Randgold Resources fell 3 percent after the gold miner announced a share offering to fund the development of its Gounkoto and Massawa projects in Senegal and Mali as it reported a rise in quarter-on-quarter profits and production.

BP was 1.4 percent down as traders reversed early gains following slightly mixed second-quarter results.

Collins Stewart says operational recovery has been largely discounted with the stock now just 6 percent off 12-month highs in sterling terms.

The rest of energy sector gained as investors cheered as crude held above $68 a barrel.

BG Group which reports its second-quarter results on Wednesday, gained 0.3 percent, with Exane BNP Paribas upgrading the company to "outperform" from "neutral" ahead of the numbers.

Royal Dutch Shell, up 0.2 percent, were also upgraded to "outperform", from "underperform", by Exane BNP Paribas, ahead of results on Thursday.

Tullow Oil and Cairn Energy were 0.2 percent and 0.7 percent higher respectively.

Mobile heavyweight Vodafone fell 0.2 percent. The mobile phone operator holds its annual general meeting on Tuesday.

DEFENSIVES RISE

Defensive pharmaceutical stocks led the blue chip risers as corporate news and continuing swine flu fears drove shares higher.
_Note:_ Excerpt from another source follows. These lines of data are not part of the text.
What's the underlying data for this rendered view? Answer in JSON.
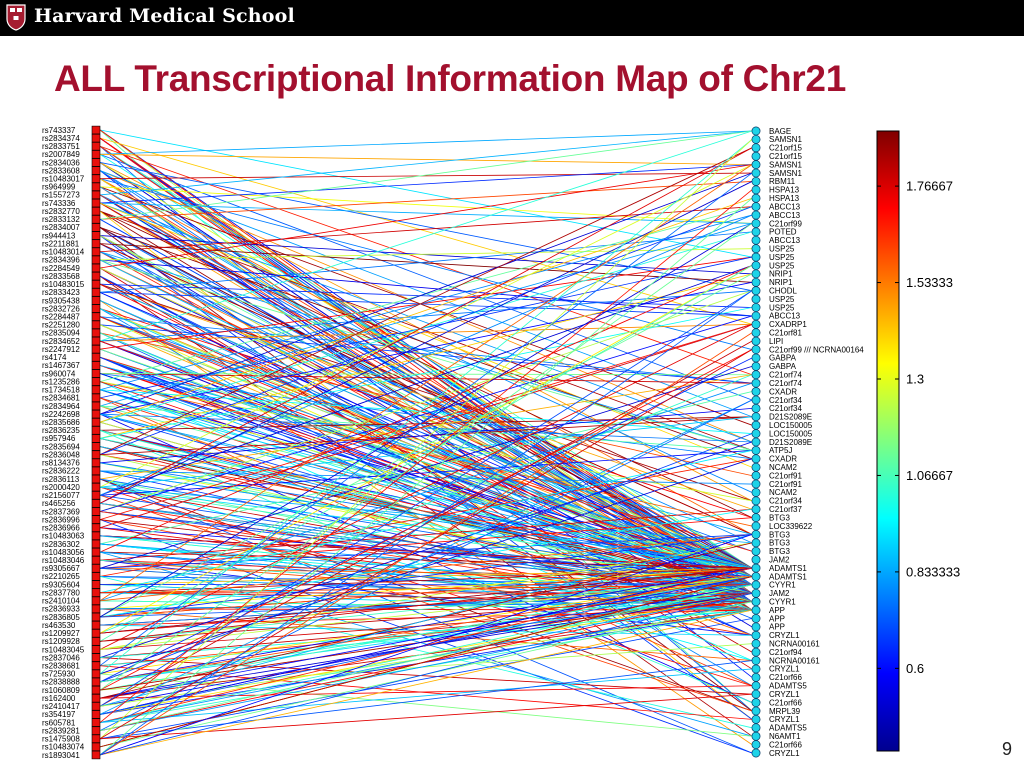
{
  "header": {
    "org_name": "Harvard Medical School"
  },
  "slide": {
    "title": "ALL Transcriptional Information Map of Chr21",
    "page_number": "9"
  },
  "map": {
    "snp_labels": [
      "rs743337",
      "rs2834374",
      "rs2833751",
      "rs2007849",
      "rs2834036",
      "rs2833608",
      "rs10483017",
      "rs964999",
      "rs1557273",
      "rs743336",
      "rs2832770",
      "rs2833132",
      "rs2834007",
      "rs944413",
      "rs2211881",
      "rs10483014",
      "rs2834396",
      "rs2284549",
      "rs2833568",
      "rs10483015",
      "rs2833423",
      "rs9305438",
      "rs2832726",
      "rs2284487",
      "rs2251280",
      "rs2835094",
      "rs2834652",
      "rs2247912",
      "rs4174",
      "rs1467367",
      "rs960074",
      "rs1235286",
      "rs1734518",
      "rs2834681",
      "rs2834964",
      "rs2242698",
      "rs2835686",
      "rs2836235",
      "rs957946",
      "rs2835694",
      "rs2836048",
      "rs8134376",
      "rs2836222",
      "rs2836113",
      "rs2000420",
      "rs2156077",
      "rs465256",
      "rs2837369",
      "rs2836996",
      "rs2836966",
      "rs10483063",
      "rs2836302",
      "rs10483056",
      "rs10483046",
      "rs9305667",
      "rs2210265",
      "rs9305604",
      "rs2837780",
      "rs2410104",
      "rs2836933",
      "rs2836805",
      "rs463530",
      "rs1209927",
      "rs1209928",
      "rs10483045",
      "rs2837046",
      "rs2838681",
      "rs725930",
      "rs2838888",
      "rs1060809",
      "rs162400",
      "rs2410417",
      "rs354197",
      "rs605781",
      "rs2839281",
      "rs1475908",
      "rs10483074",
      "rs1893041"
    ],
    "gene_labels": [
      "BAGE",
      "SAMSN1",
      "C21orf15",
      "C21orf15",
      "SAMSN1",
      "SAMSN1",
      "RBM11",
      "HSPA13",
      "HSPA13",
      "ABCC13",
      "ABCC13",
      "C21orf99",
      "POTED",
      "ABCC13",
      "USP25",
      "USP25",
      "USP25",
      "NRIP1",
      "NRIP1",
      "CHODL",
      "USP25",
      "USP25",
      "ABCC13",
      "CXADRP1",
      "C21orf81",
      "LIPI",
      "C21orf99 /// NCRNA00164",
      "GABPA",
      "GABPA",
      "C21orf74",
      "C21orf74",
      "CXADR",
      "C21orf34",
      "C21orf34",
      "D21S2089E",
      "LOC150005",
      "LOC150005",
      "D21S2089E",
      "ATP5J",
      "CXADR",
      "NCAM2",
      "C21orf91",
      "C21orf91",
      "NCAM2",
      "C21orf34",
      "C21orf37",
      "BTG3",
      "LOC339622",
      "BTG3",
      "BTG3",
      "BTG3",
      "JAM2",
      "ADAMTS1",
      "ADAMTS1",
      "CYYR1",
      "JAM2",
      "CYYR1",
      "APP",
      "APP",
      "APP",
      "CRYZL1",
      "NCRNA00161",
      "C21orf94",
      "NCRNA00161",
      "CRYZL1",
      "C21orf66",
      "ADAMTS5",
      "CRYZL1",
      "C21orf66",
      "MRPL39",
      "CRYZL1",
      "ADAMTS5",
      "N6AMT1",
      "C21orf66",
      "CRYZL1"
    ],
    "colorbar": {
      "tick_labels": [
        "1.76667",
        "1.53333",
        "1.3",
        "1.06667",
        "0.833333",
        "0.6"
      ],
      "tick_values": [
        1.76667,
        1.53333,
        1.3,
        1.06667,
        0.833333,
        0.6
      ],
      "range": [
        0.4,
        1.9
      ]
    },
    "colors": {
      "snp_marker": "#e8100c",
      "gene_marker": "#1ed3e8",
      "title": "#a3102e"
    }
  }
}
GlaxoSmithKilne, up 1.4 percent, struck a deal to commercialise Amgen's experimental osteoporosis drug denosumab in Europe and emerging markets.

Shire rose 0.8 percent after it said it was still confident of launching its hyperactivity drug Intuniv despite approval being delayed by U.S. regulators.

AstraZeneca was 1.4 percent higher.

Tobacco also gained with British American Tobacco up 0.9 percent.

Financial software firm Sage rises 5.3 percent following in-line results, which prompts an upgrade by Evolution Securities to "neutral" from "sell",

On the economic front, U.S. July consumer confidence will be a focus this afternoon.